Collector Configuration

The OpenTelemetry collector is configured with:

Processors: Resource enrichment and event filtering
Multiple Pipelines: Separate routing for metrics and different event types
Metric Relabeling: Cardinality control for better performance

Backend Considerations

Following the documentation recommendations:

Metrics Backend: Prometheus (time series) + optional columnar stores
Events Backend: Loki (log aggregation) with JSON parsing
Cardinality Management: Configurable attribute inclusion
Retention: Configure based on your analysis needs

🛠️ Management Commands

# Stack management
make up                    # Start all services
make down                  # Stop all services  
make restart              # Restart services
make clean                # Clean up containers and volumes

# Monitoring
make logs                 # View all logs
make logs-collector       # View collector logs only
make status              # Show service status

# Validation
make validate-config     # Validate all configs
make setup-claude       # Show Claude Code setup instructions

Shell Helper Functions

Add these to your ~/.zshrc or ~/.bashrc for quick access to the observability stack. Set the environment variables to match your deployment (localhost or remote).

Environment Variables

# Required: Your Grafana URL (no trailing slash)
export OTEL_GRAFANA_URL="http://localhost:3000"

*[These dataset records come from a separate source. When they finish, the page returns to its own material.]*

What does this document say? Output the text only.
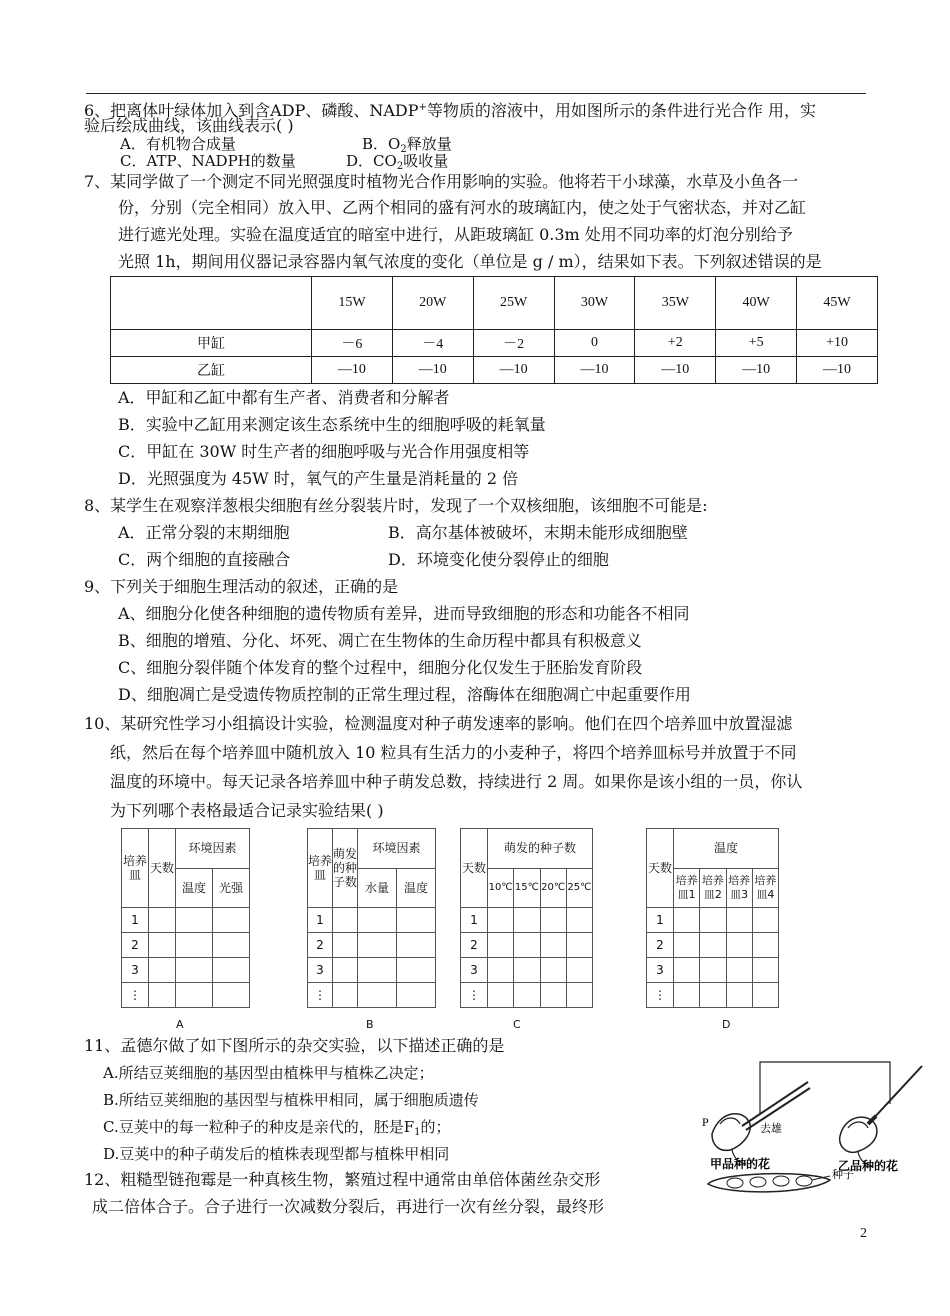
6、把离体叶绿体加入到含ADP、磷酸、NADP+等物质的溶液中，用如图所示的条件进行光合作 用，实
验后绘成曲线，该曲线表示( )
A．有机物合成量	B．$O_2$释放量
C．ATP、NADPH的数量	D．$CO_2$吸收量
7、某同学做了一个测定不同光照强度时植物光合作用影响的实验。他将若干小球藻，水草及小鱼各一
份，分别（完全相同）放入甲、乙两个相同的盛有河水的玻璃缸内，使之处于气密状态，并对乙缸
进行遮光处理。实验在温度适宜的暗室中进行，从距玻璃缸 0.3m 处用不同功率的灯泡分别给予
光照 1h，期间用仪器记录容器内氧气浓度的变化（单位是 g / m），结果如下表。下列叙述错误的是
	15W	20W	25W	30W	35W	40W	45W
甲缸	－6	－4	－2	0	+2	+5	+10
乙缸	—10	—10	—10	—10	—10	—10	—10
A．甲缸和乙缸中都有生产者、消费者和分解者
B．实验中乙缸用来测定该生态系统中生的细胞呼吸的耗氧量
C．甲缸在 30W 时生产者的细胞呼吸与光合作用强度相等
D．光照强度为 45W 时，氧气的产生量是消耗量的 2 倍
8、某学生在观察洋葱根尖细胞有丝分裂装片时，发现了一个双核细胞，该细胞不可能是:
A．正常分裂的末期细胞	B．高尔基体被破坏，末期未能形成细胞壁
C．两个细胞的直接融合	D．环境变化使分裂停止的细胞
9、下列关于细胞生理活动的叙述，正确的是
A、细胞分化使各种细胞的遗传物质有差异，进而导致细胞的形态和功能各不相同
B、细胞的增殖、分化、坏死、凋亡在生物体的生命历程中都具有积极意义
C、细胞分裂伴随个体发育的整个过程中，细胞分化仅发生于胚胎发育阶段
D、细胞凋亡是受遗传物质控制的正常生理过程，溶酶体在细胞凋亡中起重要作用
10、某研究性学习小组搞设计实验，检测温度对种子萌发速率的影响。他们在四个培养皿中放置湿滤
纸，然后在每个培养皿中随机放入 10 粒具有生活力的小麦种子，将四个培养皿标号并放置于不同
温度的环境中。每天记录各培养皿中种子萌发总数，持续进行 2 周。如果你是该小组的一员，你认
为下列哪个表格最适合记录实验结果( )
培养皿	天数	环境因素	
		温度	光强
1			
2			
3			
⋮			
A
培养皿	萌发的种子数	环境因素	
		水量	温度
1			
2			
3			
⋮			
B
天数	萌发的种子数			
	10℃	15℃	20℃	25℃
1				
2				
3				
⋮				
C
天数	温度			
	培养皿1	培养皿2	培养皿3	培养皿4
1				
2				
3				
⋮				
D
11、孟德尔做了如下图所示的杂交实验，以下描述正确的是
A.所结豆荚细胞的基因型由植株甲与植株乙决定；
B.所结豆荚细胞的基因型与植株甲相同，属于细胞质遗传
C.豆荚中的每一粒种子的种皮是亲代的，胚是$F_1$的；
D.豆荚中的种子萌发后的植株表现型都与植株甲相同
P	去雄
甲品种的花	乙品种的花
种子
12、粗糙型链孢霉是一种真核生物，繁殖过程中通常由单倍体菌丝杂交形
成二倍体合子。合子进行一次减数分裂后，再进行一次有丝分裂，最终形
2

# Required: Collector host (for health checks)
export OTEL_HOST="localhost"

Helper Functions

# Quick check if telemetry is working
check_claude_telemetry() {
    echo "Checking Claude Code Telemetry Configuration..."
    echo ""
    echo "Telemetry Enabled: ${CLAUDE_CODE_ENABLE_TELEMETRY:-NOT SET}"
    echo "Prompt Logging:    ${OTEL_LOG_USER_PROMPTS:-NOT SET}"
    echo "Collector:         ${OTEL_EXPORTER_OTLP_ENDPOINT:-NOT SET}"
    echo "Grafana:           ${OTEL_GRAFANA_URL:-NOT SET}"
    echo ""

    if curl -s --connect-timeout 3 "http://${OTEL_HOST:-localhost}:4318" >/dev/null 2>&1; then
        echo "Collector is reachable at ${OTEL_HOST:-localhost}:4317"
    else
        echo "Cannot reach collector at ${OTEL_HOST:-localhost}:4317"
    fi
}

# View recent Claude Code logs in Loki via Grafana Explore
#
# IMPORTANT: This queries Loki (not Prometheus). Logs use the stream label
# service_name (not job). All event attributes (tool_name, event_name, etc.)
# are Loki structured metadata and must be accessed via pipeline filters,
# not stream selectors. See CLAUDE.md for LogQL query patterns.
claude_logs() {
    local minutes=${1:-30}
    echo "Opening Grafana Explore with Loki (last ${minutes} minutes)..."
    # Grafana Explore URL with Loki datasource and correct LogQL query
    # Decoded panes JSON: {"logs":{"datasource":"loki","queries":[{"refId":"A","expr":"{service_name=~\"claude-code.*\"}","queryType":"range"}],"range":{"from":"now-<minutes>m","to":"now"}}}
    open "${OTEL_GRAFANA_URL}/explore?schemaVersion=1&panes=%7B%22logs%22%3A%7B%22datasource%22%3A%22loki%22%2C%22queries%22%3A%5B%7B%22refId%22%3A%22A%22%2C%22expr%22%3A%22%7Bservice_name%3D~%5C%22claude-code.%2A%5C%22%7D%22%2C%22queryType%22%3A%22range%22%7D%5D%2C%22range%22%3A%7B%22from%22%3A%22now-${minutes}m%22%2C%22to%22%3A%22now%22%7D%7D%7D"
}

# Open the Claude Code dashboard
claude_dash() {
    echo "Opening Claude Code dashboard..."
    open "${OTEL_GRAFANA_URL}/d/claude-code?refresh=30s"
}

# Open Prometheus metrics explorer
claude_metrics() {
    echo "Opening Grafana Explore with Prometheus..."
    open "${OTEL_GRAFANA_URL}/explore?schemaVersion=1&panes=%7B%22metrics%22%3A%7B%22datasource%22%3A%22prometheus%22%2C%22queries%22%3A%5B%7B%22refId%22%3A%22A%22%2C%22expr%22%3A%22%7B__name__%3D~%5C%22claude_code.%2A%5C%22%7D%22%7D%5D%2C%22range%22%3A%7B%22from%22%3A%22now-1h%22%2C%22to%22%3A%22now%22%7D%7D%7D"
}

Aliases

alias claude-check='check_claude_telemetry'
alias claude-logs='claude_logs'
alias claude-dash='claude_dash'
alias claude-metrics='claude_metrics'

Resource Attributes in Loki

OTEL_RESOURCE_ATTRIBUTES are resource-level metadata in OTLP. Only service.name is reliably promoted to a Loki stream label by default. Custom resource attributes (like launcher.name, user) do not automatically appear as structured metadata in Loki's default config.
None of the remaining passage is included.